その日に何か引っかかりがあったが、スケジュール帳を見ても何も予定が書きこんでない。


「……うん、分かった」俺は結局承諾することに。


「あ、あと、”こっち”に掛けられるとちょっとびっくりするから俺のプライベート用のナンバーに掛けてくれる?登録しておくから」


と提案すると


『え?いいんですか…?』と瑞野さんの控えめな声がまたも返ってきた。


俺を除く三人はまたぞろ顔を見合わせ、ちょっと苦い顔を作る。


俺も三人を眺めながら苦笑いを作り


「うん」と頷きプライベート用の11桁のナンバーを伝えた。


伝え終えて何とか通話を切ることができた。


「いいんかよ。お前、プライベート用の電話の女のナンバー全部消したんだろ?」と裕二が眉を下げる。

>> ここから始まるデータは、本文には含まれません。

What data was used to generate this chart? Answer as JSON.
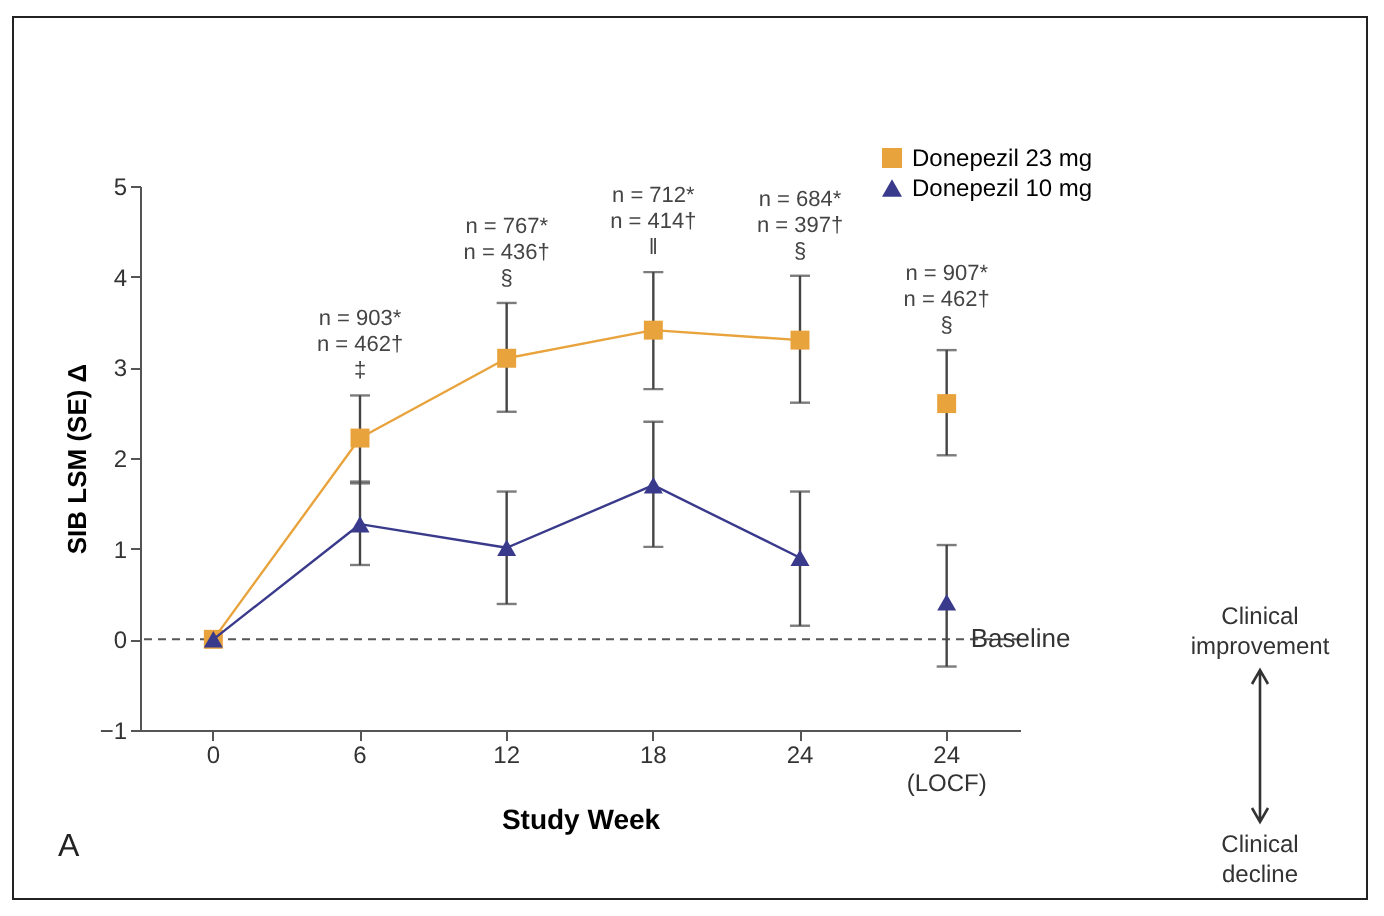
{
  "chart_data": {
    "type": "line",
    "xlabel": "Study Week",
    "ylabel": "SIB LSM (SE) Δ",
    "categories": [
      "0",
      "6",
      "12",
      "18",
      "24",
      "24 (LOCF)"
    ],
    "ylim": [
      -1,
      5
    ],
    "yticks": [
      -1,
      0,
      1,
      2,
      3,
      4,
      5
    ],
    "grid": false,
    "legend": "top right",
    "series": [
      {
        "name": "Donepezil 23 mg",
        "color": "#e8a33c",
        "marker": "square",
        "values": [
          0,
          2.22,
          3.1,
          3.41,
          3.3,
          null
        ],
        "errors": [
          null,
          [
            1.72,
            2.69
          ],
          [
            2.51,
            3.71
          ],
          [
            2.76,
            4.05
          ],
          [
            2.61,
            4.01
          ],
          null
        ]
      },
      {
        "name": "Donepezil 10 mg",
        "color": "#3a3a8c",
        "marker": "triangle",
        "values": [
          0,
          1.27,
          1.01,
          1.7,
          0.9,
          null
        ],
        "errors": [
          null,
          [
            0.82,
            1.74
          ],
          [
            0.39,
            1.63
          ],
          [
            1.02,
            2.4
          ],
          [
            0.15,
            1.63
          ],
          null
        ]
      },
      {
        "type": "scatter",
        "color": "#e8a33c",
        "marker": "square",
        "values": [
          null,
          null,
          null,
          null,
          null,
          2.6
        ],
        "errors": [
          null,
          null,
          null,
          null,
          null,
          [
            2.03,
            3.19
          ]
        ]
      },
      {
        "type": "scatter",
        "color": "#3a3a8c",
        "marker": "triangle",
        "values": [
          null,
          null,
          null,
          null,
          null,
          0.41
        ],
        "errors": [
          null,
          null,
          null,
          null,
          null,
          [
            -0.3,
            1.04
          ]
        ]
      }
    ],
    "ref_lines": [
      {
        "axis": "y",
        "value": 0,
        "label": "Baseline",
        "color": "#555555",
        "line_style": "dashed"
      }
    ],
    "annotations": [
      "Clinical improvement",
      "Clinical decline",
      "A",
      {
        "text": "n = 903*\nn = 462†\n‡",
        "x": "6",
        "y": 2.69
      },
      {
        "text": "n = 767*\nn = 436†\n§",
        "x": "12",
        "y": 3.71
      },
      {
        "text": "n = 712*\nn = 414†\n‖",
        "x": "18",
        "y": 4.05
      },
      {
        "text": "n = 684*\nn = 397†\n§",
        "x": "24",
        "y": 4.01
      },
      {
        "text": "n = 907*\nn = 462†\n§",
        "x": "24 (LOCF)",
        "y": 3.19
      }
    ]
  }
}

何で相手が女だと分かった。流石元遊び人のセンサーか??


「真咲に教えた時点で、アウトだろ」


思わずため息を吐くと


「「「マサキ??」」」


と三人の声が揃った。


しまった!真咲のことこの三人には話してなかったんだ…


今更説明するのもどうかと思ったが、「「「誰??」」」とまたも三人が興味津々で聞いてきて、答えざるを得なかった。


俺はかくかくしかじか、真咲との過去、真咲と別れる原因、そして真咲がまた現れたこと、脅迫されてたことを包み隠さず話した。